Saturday, April 08, 2006

Guwahati promises

Yet another city in India that I've never visited prepares to play host to England and India as they gear up for the fifth one-day international. What with all the lexicographic corrections going on as far as place names are concerned, I'm not sure any more about how to spell or pronounce Guwahati. Most folks I know would go with Gauhati, but there you have it. Assam demands fidelity, as do other regions and languages, and so it shall be. I've only flirted with the borders of Assam, while visiting a friend's tea estate in the Dooars (in West Bengal) a long, long, time ago (back in 1981 in fact), and the highlight was, sorry to be such a cliche, a tiger sighting. We went for a late afternoon/early evening swim, and on the way back, stopped in the late dusk to ogle a tiger standing by the roadside. I was stunned; I had been to national parks like Bandogarh before but other than a few remote roars, had never come close to actually seeing a tiger in the flesh. After a few seconds of lazy observance, the tiger bounded away, leaving us all breathless.
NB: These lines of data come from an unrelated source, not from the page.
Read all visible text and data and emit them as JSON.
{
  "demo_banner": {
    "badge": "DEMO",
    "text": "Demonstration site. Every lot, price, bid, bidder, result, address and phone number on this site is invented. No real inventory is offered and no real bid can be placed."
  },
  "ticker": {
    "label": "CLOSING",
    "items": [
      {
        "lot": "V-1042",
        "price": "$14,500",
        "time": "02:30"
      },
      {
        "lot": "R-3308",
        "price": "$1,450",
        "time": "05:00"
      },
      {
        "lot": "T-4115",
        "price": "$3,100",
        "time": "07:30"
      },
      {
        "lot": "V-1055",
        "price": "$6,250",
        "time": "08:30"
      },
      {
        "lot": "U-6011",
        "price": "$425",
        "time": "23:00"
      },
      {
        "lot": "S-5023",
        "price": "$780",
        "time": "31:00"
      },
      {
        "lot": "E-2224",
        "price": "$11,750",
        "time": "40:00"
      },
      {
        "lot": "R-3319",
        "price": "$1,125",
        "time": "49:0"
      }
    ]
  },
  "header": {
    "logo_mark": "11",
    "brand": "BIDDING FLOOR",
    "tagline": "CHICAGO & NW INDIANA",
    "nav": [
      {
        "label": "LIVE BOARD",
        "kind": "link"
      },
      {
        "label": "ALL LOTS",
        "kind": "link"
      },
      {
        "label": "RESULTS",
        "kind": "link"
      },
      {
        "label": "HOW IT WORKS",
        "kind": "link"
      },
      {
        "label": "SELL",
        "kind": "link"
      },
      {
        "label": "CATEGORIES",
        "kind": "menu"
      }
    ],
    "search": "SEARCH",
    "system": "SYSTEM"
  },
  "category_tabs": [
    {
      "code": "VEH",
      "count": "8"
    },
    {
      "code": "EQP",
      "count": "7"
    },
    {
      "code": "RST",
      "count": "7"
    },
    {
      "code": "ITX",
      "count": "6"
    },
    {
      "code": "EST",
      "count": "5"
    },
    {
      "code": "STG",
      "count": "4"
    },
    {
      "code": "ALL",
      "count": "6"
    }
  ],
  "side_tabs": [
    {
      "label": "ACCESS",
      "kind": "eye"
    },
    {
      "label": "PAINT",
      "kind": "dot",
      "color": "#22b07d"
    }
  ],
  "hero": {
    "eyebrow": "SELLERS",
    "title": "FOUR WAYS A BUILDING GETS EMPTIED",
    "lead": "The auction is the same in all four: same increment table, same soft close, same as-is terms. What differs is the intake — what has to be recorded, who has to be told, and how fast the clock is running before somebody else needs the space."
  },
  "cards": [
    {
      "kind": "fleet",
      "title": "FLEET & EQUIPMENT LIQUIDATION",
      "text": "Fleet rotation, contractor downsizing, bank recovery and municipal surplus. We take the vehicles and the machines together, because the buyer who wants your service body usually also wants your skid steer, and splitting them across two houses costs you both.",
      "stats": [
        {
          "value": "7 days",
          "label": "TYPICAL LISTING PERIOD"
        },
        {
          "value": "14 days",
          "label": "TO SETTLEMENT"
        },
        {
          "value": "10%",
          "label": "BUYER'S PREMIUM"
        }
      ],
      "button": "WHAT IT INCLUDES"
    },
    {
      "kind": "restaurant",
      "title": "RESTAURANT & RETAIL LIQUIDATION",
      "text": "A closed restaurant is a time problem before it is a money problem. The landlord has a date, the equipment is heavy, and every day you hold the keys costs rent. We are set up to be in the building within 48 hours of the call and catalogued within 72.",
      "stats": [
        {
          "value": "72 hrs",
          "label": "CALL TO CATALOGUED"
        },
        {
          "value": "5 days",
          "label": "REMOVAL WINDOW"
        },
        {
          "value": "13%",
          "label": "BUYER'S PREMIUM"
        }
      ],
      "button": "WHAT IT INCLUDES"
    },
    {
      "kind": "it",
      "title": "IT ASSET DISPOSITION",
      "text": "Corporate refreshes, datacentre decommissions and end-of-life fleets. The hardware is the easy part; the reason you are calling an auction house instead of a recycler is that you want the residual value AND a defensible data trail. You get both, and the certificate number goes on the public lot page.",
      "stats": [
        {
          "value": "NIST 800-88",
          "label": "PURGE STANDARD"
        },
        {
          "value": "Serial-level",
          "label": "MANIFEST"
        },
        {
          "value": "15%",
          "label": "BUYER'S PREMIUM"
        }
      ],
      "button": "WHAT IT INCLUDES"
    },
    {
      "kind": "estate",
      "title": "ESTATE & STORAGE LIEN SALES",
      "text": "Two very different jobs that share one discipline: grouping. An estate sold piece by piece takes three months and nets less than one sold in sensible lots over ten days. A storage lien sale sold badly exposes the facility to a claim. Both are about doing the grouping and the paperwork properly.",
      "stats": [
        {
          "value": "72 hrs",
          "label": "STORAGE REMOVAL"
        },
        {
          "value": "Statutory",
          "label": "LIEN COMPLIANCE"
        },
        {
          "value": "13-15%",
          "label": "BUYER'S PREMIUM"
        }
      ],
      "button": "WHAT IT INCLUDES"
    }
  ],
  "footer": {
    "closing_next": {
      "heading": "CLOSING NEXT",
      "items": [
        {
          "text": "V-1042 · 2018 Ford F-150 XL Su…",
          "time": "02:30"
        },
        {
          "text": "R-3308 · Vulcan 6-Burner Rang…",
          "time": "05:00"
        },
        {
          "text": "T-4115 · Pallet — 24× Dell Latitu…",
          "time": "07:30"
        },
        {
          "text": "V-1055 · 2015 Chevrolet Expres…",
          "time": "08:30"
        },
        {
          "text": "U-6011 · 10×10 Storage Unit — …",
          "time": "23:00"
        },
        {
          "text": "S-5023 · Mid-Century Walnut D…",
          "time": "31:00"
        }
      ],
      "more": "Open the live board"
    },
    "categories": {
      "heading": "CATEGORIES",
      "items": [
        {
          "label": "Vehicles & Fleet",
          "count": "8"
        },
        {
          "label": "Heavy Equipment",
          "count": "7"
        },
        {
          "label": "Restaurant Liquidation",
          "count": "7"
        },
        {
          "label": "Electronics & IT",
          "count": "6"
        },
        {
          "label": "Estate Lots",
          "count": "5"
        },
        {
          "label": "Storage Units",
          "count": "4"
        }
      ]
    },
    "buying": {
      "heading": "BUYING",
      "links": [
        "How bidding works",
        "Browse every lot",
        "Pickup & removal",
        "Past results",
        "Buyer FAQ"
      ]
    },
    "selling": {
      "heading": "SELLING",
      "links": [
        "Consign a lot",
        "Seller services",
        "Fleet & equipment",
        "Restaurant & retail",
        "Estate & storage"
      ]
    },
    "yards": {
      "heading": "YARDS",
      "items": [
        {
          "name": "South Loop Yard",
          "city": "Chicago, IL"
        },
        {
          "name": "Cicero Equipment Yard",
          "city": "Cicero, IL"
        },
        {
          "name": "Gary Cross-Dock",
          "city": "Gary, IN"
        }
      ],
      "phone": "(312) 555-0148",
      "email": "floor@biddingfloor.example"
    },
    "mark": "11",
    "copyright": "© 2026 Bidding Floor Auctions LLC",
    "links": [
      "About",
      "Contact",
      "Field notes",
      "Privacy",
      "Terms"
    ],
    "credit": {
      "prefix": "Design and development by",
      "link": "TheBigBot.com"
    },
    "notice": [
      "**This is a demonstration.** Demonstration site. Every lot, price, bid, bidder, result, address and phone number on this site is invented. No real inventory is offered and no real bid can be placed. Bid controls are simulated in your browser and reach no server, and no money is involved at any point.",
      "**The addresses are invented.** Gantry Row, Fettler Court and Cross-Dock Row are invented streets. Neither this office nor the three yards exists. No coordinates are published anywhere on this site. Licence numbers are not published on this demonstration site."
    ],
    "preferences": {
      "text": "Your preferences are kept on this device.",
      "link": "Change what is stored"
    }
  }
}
I doubt anything quite so dramatic awaits the English tourists. Mainly, they'll be hoping for good weather, cool winds, low humidity, perhaps some assistance for the swing bowlers. India will be hoping that old hands like Sehwag and Kaif will regain form, and new hands like VRV Singh and Rao will strike it rich. England will play for pride; India too (despite what people say about the lack of attention paid to test cricket, the score in this series is viewed by lots of fans as partial recompense for the Mumbai disaster).

Assam's recent political history has been volatile; but today, if no thunderstoms interfere, most of the volatility should come from the youngsters straining to make their presence felt on an international arena. It might be India's wild north-east, but its still international cricket.